Some changes are afoot, however. The launch of the UN Women’s He for She campaign by Emma Watson last September has continued influence public and private debate on how men and boys can act as agents of change for the achievement of gender equality and women’s rights. The idea that by encouraging our boys and men to take action against often subconscious, as well as systemic, inequalities faced by women and girls, is being popularised - whether it’s about how women lean into their career, how men can challenge assumptions of female colleagues, or practical steps for change from both genders.

And here, I think, a deeper idea is starting to take root. Understanding how the values that work for women can shape society is gathering more interest, partly perhaps because there are more women in positions of power (more than 20 countries have women as heads of state and the number of women in parliament has nearly doubled in the past 20 years), and partly owing to a recognition by society (men and women) that progress means making some radical changes.  If exerting dominance and having power over people doesn’t fit with the 21st Century, what about collaboration, empathy, stewardship and having power with others? If all major social, economic and ecological decisions were made based on these values, how different would the outcomes be? In a world of increasing fragmentation, where our individual freedoms are being heightened by technology and communication, whether we like it or not, we are going to have to be better fast at creating a place that is good for everyone. This is why initiatives such as Rising Women Rising World, which seeks to envision a world built upon a different set of values, are so interesting and vital. We have to envision the change in order to make it happen.

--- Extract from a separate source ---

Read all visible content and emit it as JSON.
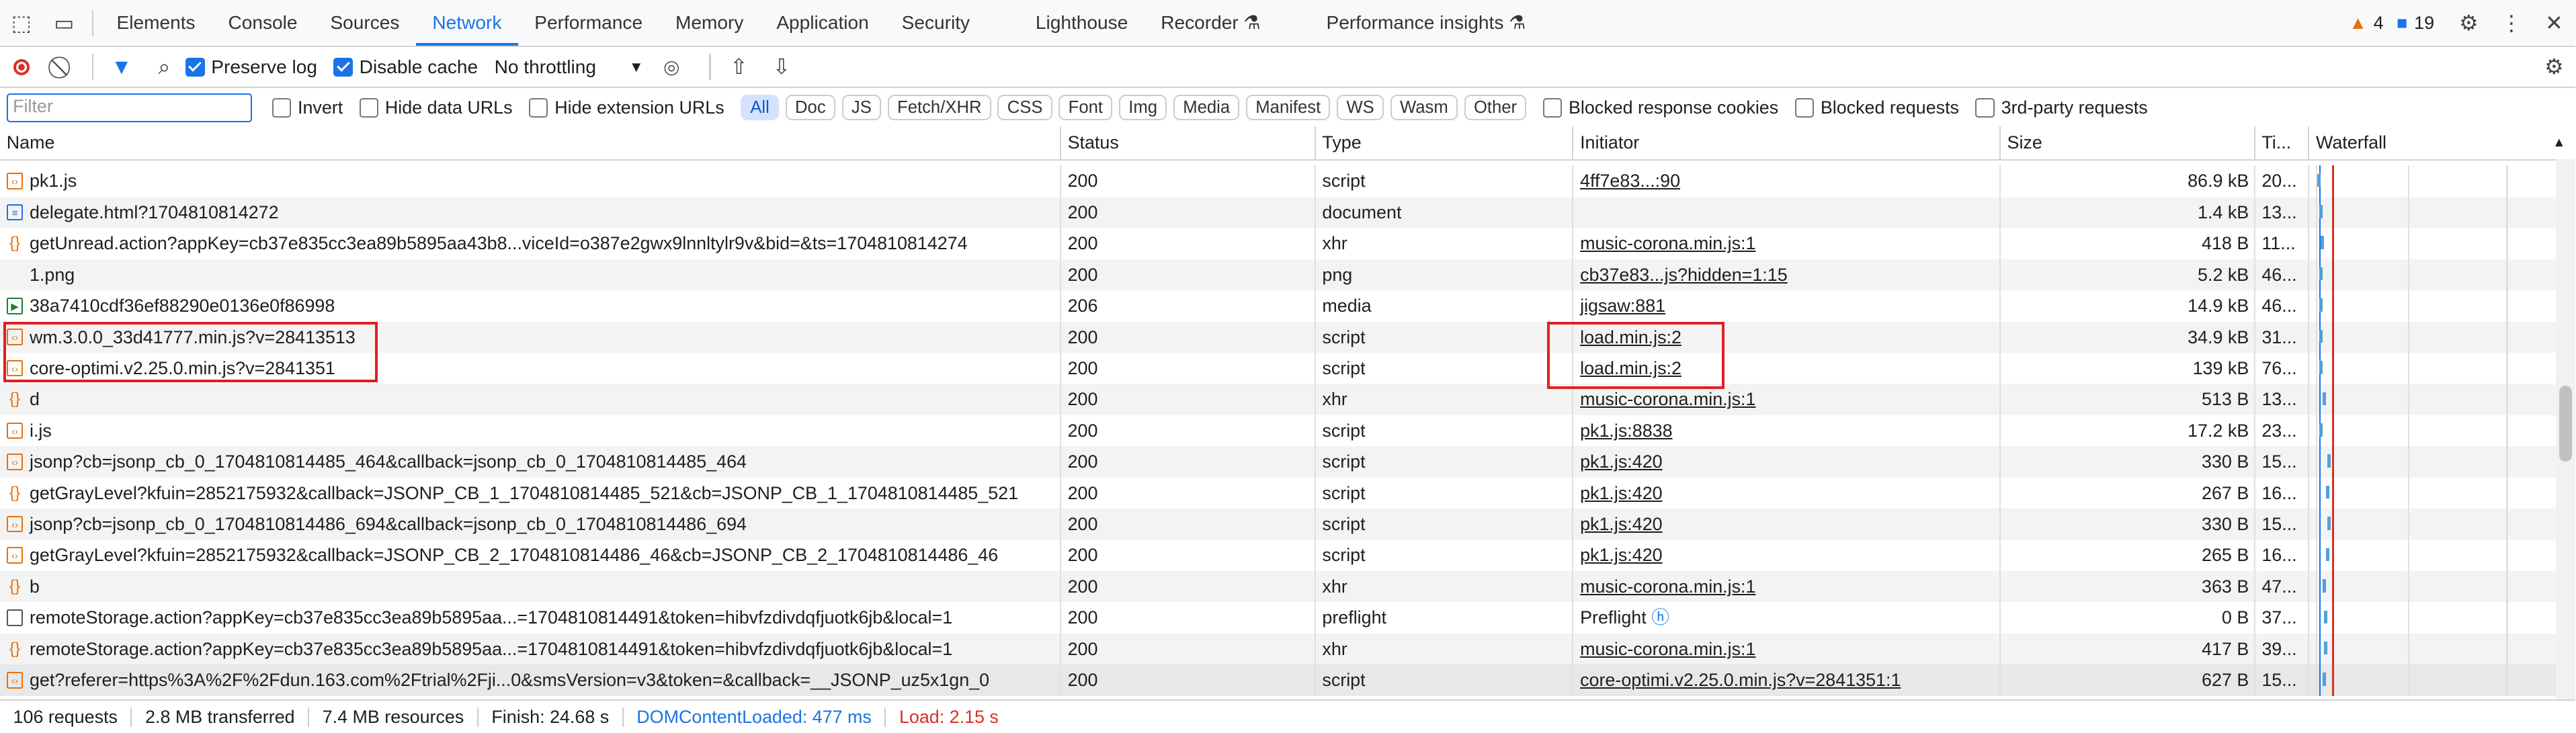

At the RSA we believe that people’s ability to turn their ideas into reality will unleash the type of creative thinking needed to achieve an equal, sustainable and just world.  But this creativity is currently frozen – untapped.  In a UK survey we discovered that people break down into five groups. Only two segments (making up 28% of the population) felt they were able to be ‘creative generators of change’. At 52%, over half were unwilling to take on such a role while the remaining 20% felt positively blocked from exercising the power to create despite a deep desire to do so.  Blockages cited were money, motivation and self-confidence.  In a wider survey which covers five advanced economies only one in four felt they were living up to their creative potential, with little difference between men and women. Our survey found that more women (56%) feel creatively stifled than men (44%). Proactively unleashing women’s creative potential takes courage and foresight to overcome institutional barriers. The RSA openly welcomed women from its inception – an exceptionally forward-thinking move in the 1750s.  It is exactly this type of boldness that we need more of.

So what is my aspiration for the 8th International Women’s Day? That the values that work for women take centre stage on how we achieve equality, that we continue to find the courage to speak about difficult situations (if you need inspiration these ladies are a must see), and that by bringing men on board we unleash our inner creativity, and power for change, together. If this is being sexist then actually, that’s just fine.